Now loading...
In a significant leap for artificial intelligence capabilities, ByteDance’s latest model, Doubao, has demonstrated superior performance across a wide array of benchmarks, positioning it as a frontrunner among top-tier language models. The company released detailed evaluation results showing Doubao outperforming competitors like GPT-4o, Claude 3.5 Sonnet, and Gemini 1.5 Pro in categories ranging from scientific reasoning to multimodal understanding and agent-based tasks.
The benchmarks reveal Doubao’s strengths in core academic areas. For instance, in mathematics challenges such as AIME 2025 and HMMT contests, it achieved perfect or near-perfect scores of 99 percent and 100 percent, respectively, surpassing rivals that hovered around 87 to 95 percent. Similarly, in coding evaluations like LiveCodeBench, Doubao scored 90.7 percent, edging out others at 84.7 to 87.8 percent. These results highlight its prowess in solving complex problems without external tools, a critical measure for real-world applications.
Beyond text-based tasks, Doubao excels in multimodal domains. On MathVista, a test for visual mathematical reasoning, it reached 89.8 percent accuracy, matching or exceeding leading models. In video analysis benchmarks like VideoMMMU, it scored 88.1 percent, demonstrating robust comprehension of dynamic content. Even in challenging areas like long-context processing on MRCR v2, Doubao hit 89.4 percent, far ahead of the 50 to 79 percent range of competitors, indicating improved handling of extensive inputs.

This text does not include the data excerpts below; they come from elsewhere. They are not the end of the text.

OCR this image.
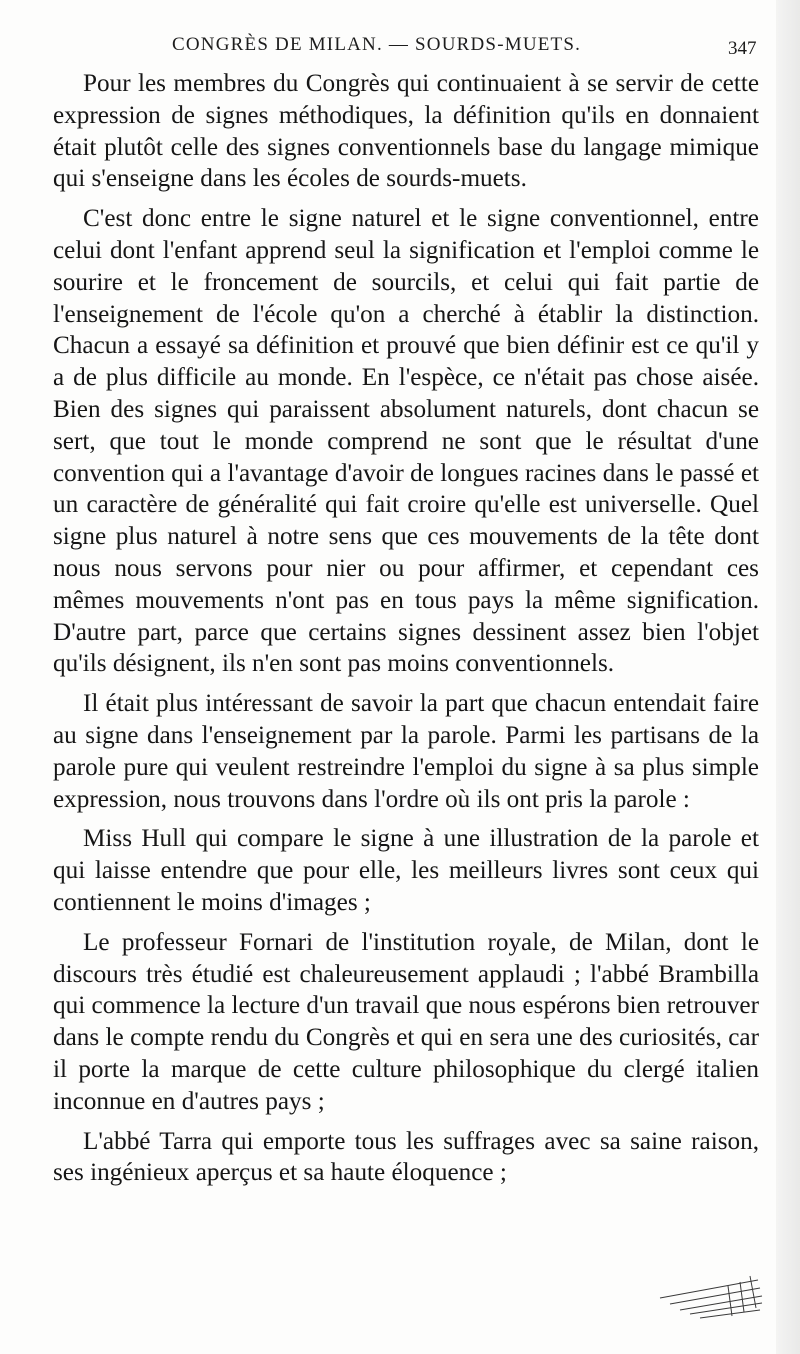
CONGRÈS DE MILAN. — SOURDS-MUETS.	347

Pour les membres du Congrès qui continuaient à se servir de cette expression de signes méthodiques, la définition qu'ils en donnaient était plutôt celle des signes conventionnels base du langage mimique qui s'enseigne dans les écoles de sourds-muets.

C'est donc entre le signe naturel et le signe conventionnel, entre celui dont l'enfant apprend seul la signification et l'emploi comme le sourire et le froncement de sourcils, et celui qui fait partie de l'enseignement de l'école qu'on a cherché à établir la distinction. Chacun a essayé sa définition et prouvé que bien définir est ce qu'il y a de plus difficile au monde. En l'espèce, ce n'était pas chose aisée. Bien des signes qui paraissent absolument naturels, dont chacun se sert, que tout le monde comprend ne sont que le résultat d'une convention qui a l'avantage d'avoir de longues racines dans le passé et un caractère de généralité qui fait croire qu'elle est universelle. Quel signe plus naturel à notre sens que ces mouvements de la tête dont nous nous servons pour nier ou pour affirmer, et cependant ces mêmes mouvements n'ont pas en tous pays la même signification. D'autre part, parce que certains signes dessinent assez bien l'objet qu'ils désignent, ils n'en sont pas moins conventionnels.

Il était plus intéressant de savoir la part que chacun entendait faire au signe dans l'enseignement par la parole. Parmi les partisans de la parole pure qui veulent restreindre l'emploi du signe à sa plus simple expression, nous trouvons dans l'ordre où ils ont pris la parole :

Miss Hull qui compare le signe à une illustration de la parole et qui laisse entendre que pour elle, les meilleurs livres sont ceux qui contiennent le moins d'images ;

Le professeur Fornari de l'institution royale, de Milan, dont le discours très étudié est chaleureusement applaudi ; l'abbé Brambilla qui commence la lecture d'un travail que nous espérons bien retrouver dans le compte rendu du Congrès et qui en sera une des curiosités, car il porte la marque de cette culture philosophique du clergé italien inconnue en d'autres pays ;

L'abbé Tarra qui emporte tous les suffrages avec sa saine raison, ses ingénieux aperçus et sa haute éloquence ;
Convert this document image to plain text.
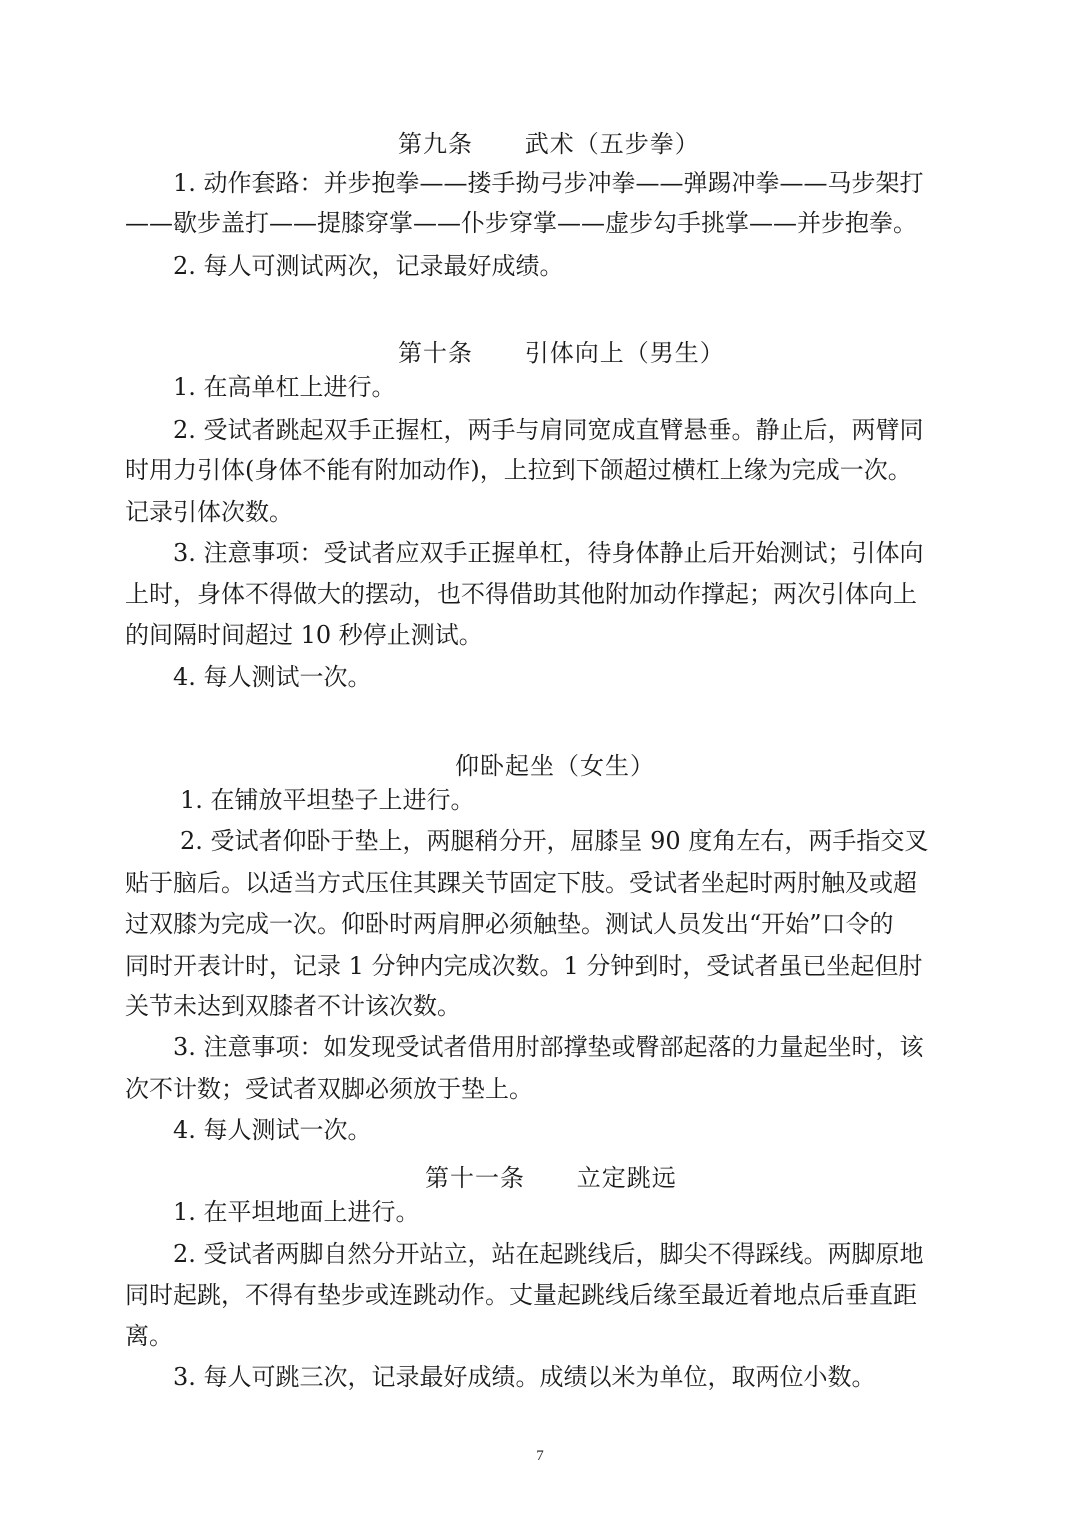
第九条      武术（五步拳）
1. 动作套路：并步抱拳——搂手拗弓步冲拳——弹踢冲拳——马步架打
——歇步盖打——提膝穿掌——仆步穿掌——虚步勾手挑掌——并步抱拳。
2. 每人可测试两次，记录最好成绩。
第十条      引体向上（男生）
1. 在高单杠上进行。
2. 受试者跳起双手正握杠，两手与肩同宽成直臂悬垂。静止后，两臂同
时用力引体(身体不能有附加动作)，上拉到下颌超过横杠上缘为完成一次。
记录引体次数。
3. 注意事项：受试者应双手正握单杠，待身体静止后开始测试；引体向
上时，身体不得做大的摆动，也不得借助其他附加动作撑起；两次引体向上
的间隔时间超过 10 秒停止测试。
4. 每人测试一次。
仰卧起坐（女生）
1. 在铺放平坦垫子上进行。
2. 受试者仰卧于垫上，两腿稍分开，屈膝呈 90 度角左右，两手指交叉
贴于脑后。以适当方式压住其踝关节固定下肢。受试者坐起时两肘触及或超
过双膝为完成一次。仰卧时两肩胛必须触垫。测试人员发出“开始”口令的
同时开表计时，记录 1 分钟内完成次数。1 分钟到时，受试者虽已坐起但肘
关节未达到双膝者不计该次数。
3. 注意事项：如发现受试者借用肘部撑垫或臀部起落的力量起坐时，该
次不计数；受试者双脚必须放于垫上。
4. 每人测试一次。
第十一条      立定跳远
1. 在平坦地面上进行。
2. 受试者两脚自然分开站立，站在起跳线后，脚尖不得踩线。两脚原地
同时起跳，不得有垫步或连跳动作。丈量起跳线后缘至最近着地点后垂直距
离。
3. 每人可跳三次，记录最好成绩。成绩以米为单位，取两位小数。
7
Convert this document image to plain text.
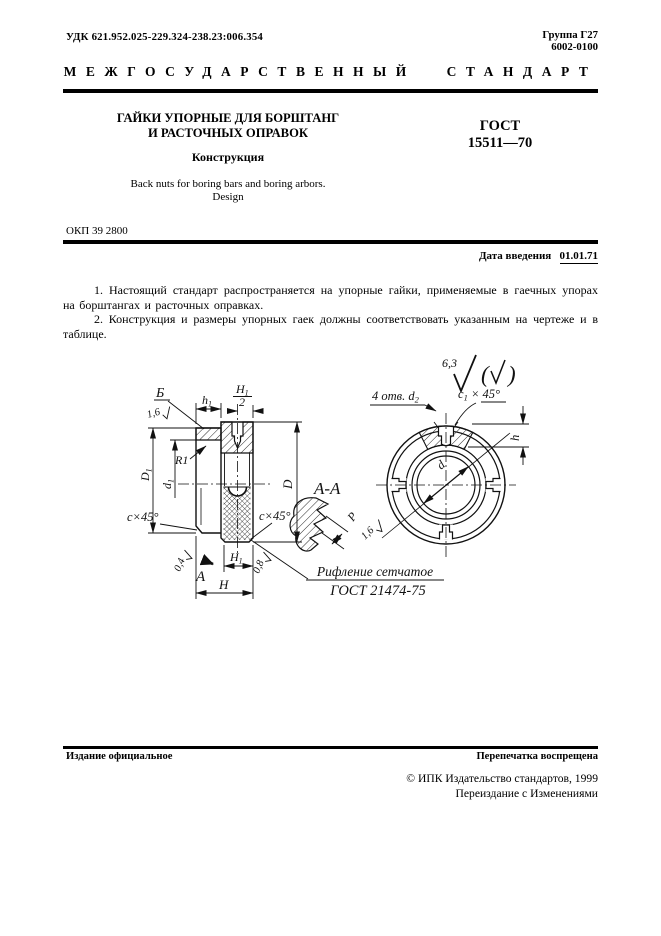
УДК 621.952.025-229.324-238.23:006.354	Группа Г27
6002-0100
МЕЖГОСУДАРСТВЕННЫЙ СТАНДАРТ
ГАЙКИ УПОРНЫЕ ДЛЯ БОРШТАНГ
И РАСТОЧНЫХ ОПРАВОК
Конструкция
Back nuts for boring bars and boring arbors.
Design
ГОСТ
15511—70
ОКП 39 2800
Дата введения 01.01.71

1. Настоящий стандарт распространяется на упорные гайки, применяемые в гаечных упорах на борштангах и расточных оправках.

2. Конструкция и размеры упорных гаек должны соответствовать указанным на чертеже и в таблице.

6,3 ( )
Б
1,6
$h_1$
$H_1$
2
$D_1$
$d_1$
R1
D
c×45°	c×45°
0,4
А
$H_1$ 0,8
H
А-А
P
Рифление сетчатое
ГОСТ 21474-75
4 отв. $d_2$	$c_1 \times 45^\circ$
h
d
1,6
Издание официальное	Перепечатка воспрещена
© ИПК Издательство стандартов, 1999
Переиздание с Изменениями
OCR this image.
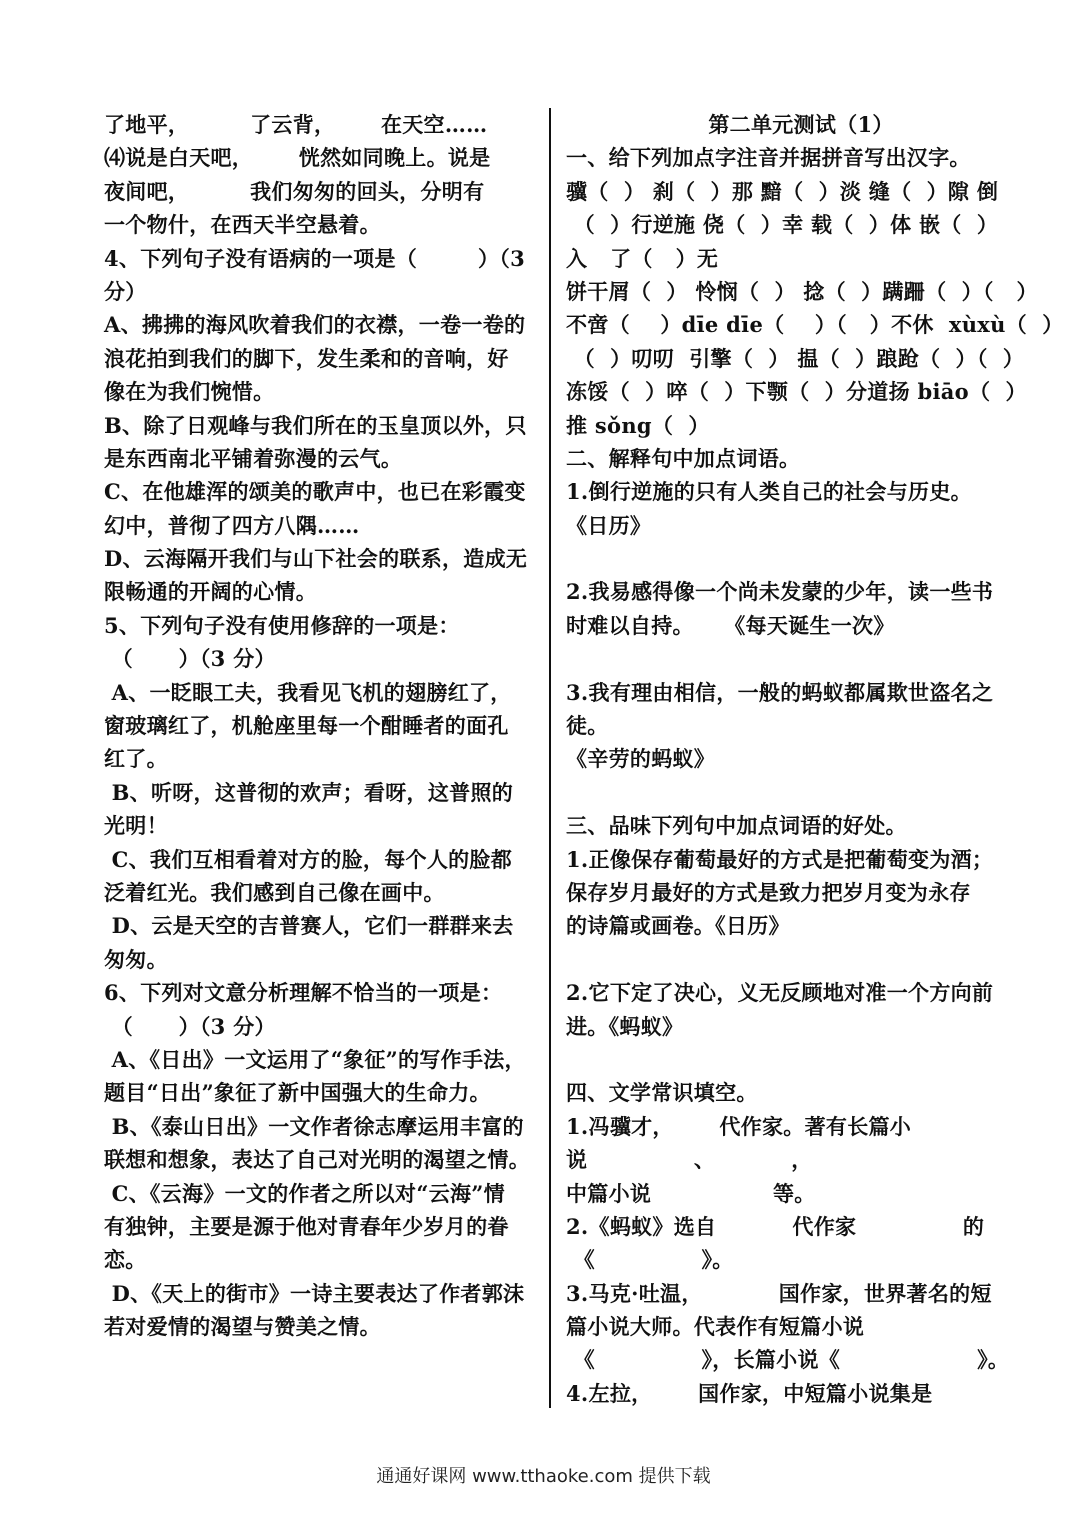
了地平，        了云背，      在天空……
⑷说是白天吧，      恍然如同晚上。说是
夜间吧，        我们匆匆的回头，分明有
一个物什，在西天半空悬着。
4、下列句子没有语病的一项是（        ）（3
分）
A、拂拂的海风吹着我们的衣襟，一卷一卷的
浪花拍到我们的脚下，发生柔和的音响，好
像在为我们惋惜。
B、除了日观峰与我们所在的玉皇顶以外，只
是东西南北平铺着弥漫的云气。
C、在他雄浑的颂美的歌声中，也已在彩霞变
幻中，普彻了四方八隅……
D、云海隔开我们与山下社会的联系，造成无
限畅通的开阔的心情。
5、下列句子没有使用修辞的一项是：
（      ）（3 分）
A、一眨眼工夫，我看见飞机的翅膀红了，
窗玻璃红了，机舱座里每一个酣睡者的面孔
红了。
B、听呀，这普彻的欢声；看呀，这普照的
光明！
C、我们互相看着对方的脸，每个人的脸都
泛着红光。我们感到自己像在画中。
D、云是天空的吉普赛人，它们一群群来去
匆匆。
6、下列对文意分析理解不恰当的一项是：
（      ）（3 分）
A、《日出》一文运用了“象征”的写作手法，
题目“日出”象征了新中国强大的生命力。
B、《泰山日出》一文作者徐志摩运用丰富的
联想和想象，表达了自己对光明的渴望之情。
C、《云海》一文的作者之所以对“云海”情
有独钟，主要是源于他对青春年少岁月的眷
恋。
D、《天上的街市》一诗主要表达了作者郭沫
若对爱情的渴望与赞美之情。
第二单元测试（1）
一、给下列加点字注音并据拼音写出汉字。
骥（  ） 刹（  ）那 黯（  ）淡 缝（  ）隙 倒
（  ）行逆施 侥（  ）幸 载（  ）体 嵌（  ）
入   了（   ）无
饼干屑（  ） 怜悯（  ） 捻（  ）蹒跚（  ）（   ）
不啻（    ）dīe dīe（    ）（   ）不休  xùxù（  ）
（  ）叨叨  引擎（  ） 揾（  ）踉跄（  ）（  ）
冻馁（  ）啐（  ）下颚（  ）分道扬 biāo（  ）
推 sǒng（  ）
二、解释句中加点词语。
1.倒行逆施的只有人类自己的社会与历史。
《日历》
2.我易感得像一个尚未发蒙的少年，读一些书
时难以自持。    《每天诞生一次》
3.我有理由相信，一般的蚂蚁都属欺世盗名之
徒。
《辛劳的蚂蚁》
三、品味下列句中加点词语的好处。
1.正像保存葡萄最好的方式是把葡萄变为酒；
保存岁月最好的方式是致力把岁月变为永存
的诗篇或画卷。《日历》
2.它下定了决心，义无反顾地对准一个方向前
进。《蚂蚁》
四、文学常识填空。
1.冯骥才，      代作家。著有长篇小
说              、          ，
中篇小说                等。
2.《蚂蚁》选自          代作家              的
《              》。
3.马克·吐温，          国作家，世界著名的短
篇小说大师。代表作有短篇小说
《              》，长篇小说《                  》。
4.左拉，      国作家，中短篇小说集是
通通好课网 www.tthaoke.com 提供下载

Agent and tool-use evaluations further underscore its versatility. Doubao led in SWE-Bench Verified with 80.9 percent, a key metric for software engineering tasks, and in search agent tests like BrowseComp at 77.9 percent. In science discovery benchmarks such as Superchem, it attained 63.2 percent, outperforming text-only scores from other models. These gains suggest potential advancements in practical AI assistants for coding, research, and everyday problem-solving.
While no model is flawless—areas like certain visual puzzles and real-world tasks show room for improvement—these results mark a milestone for ByteDance, challenging the dominance of Western AI giants. As the AI landscape evolves rapidly, Doubao’s broad capabilities could accelerate innovations in education, healthcare, and beyond, though ongoing ethical considerations remain essential.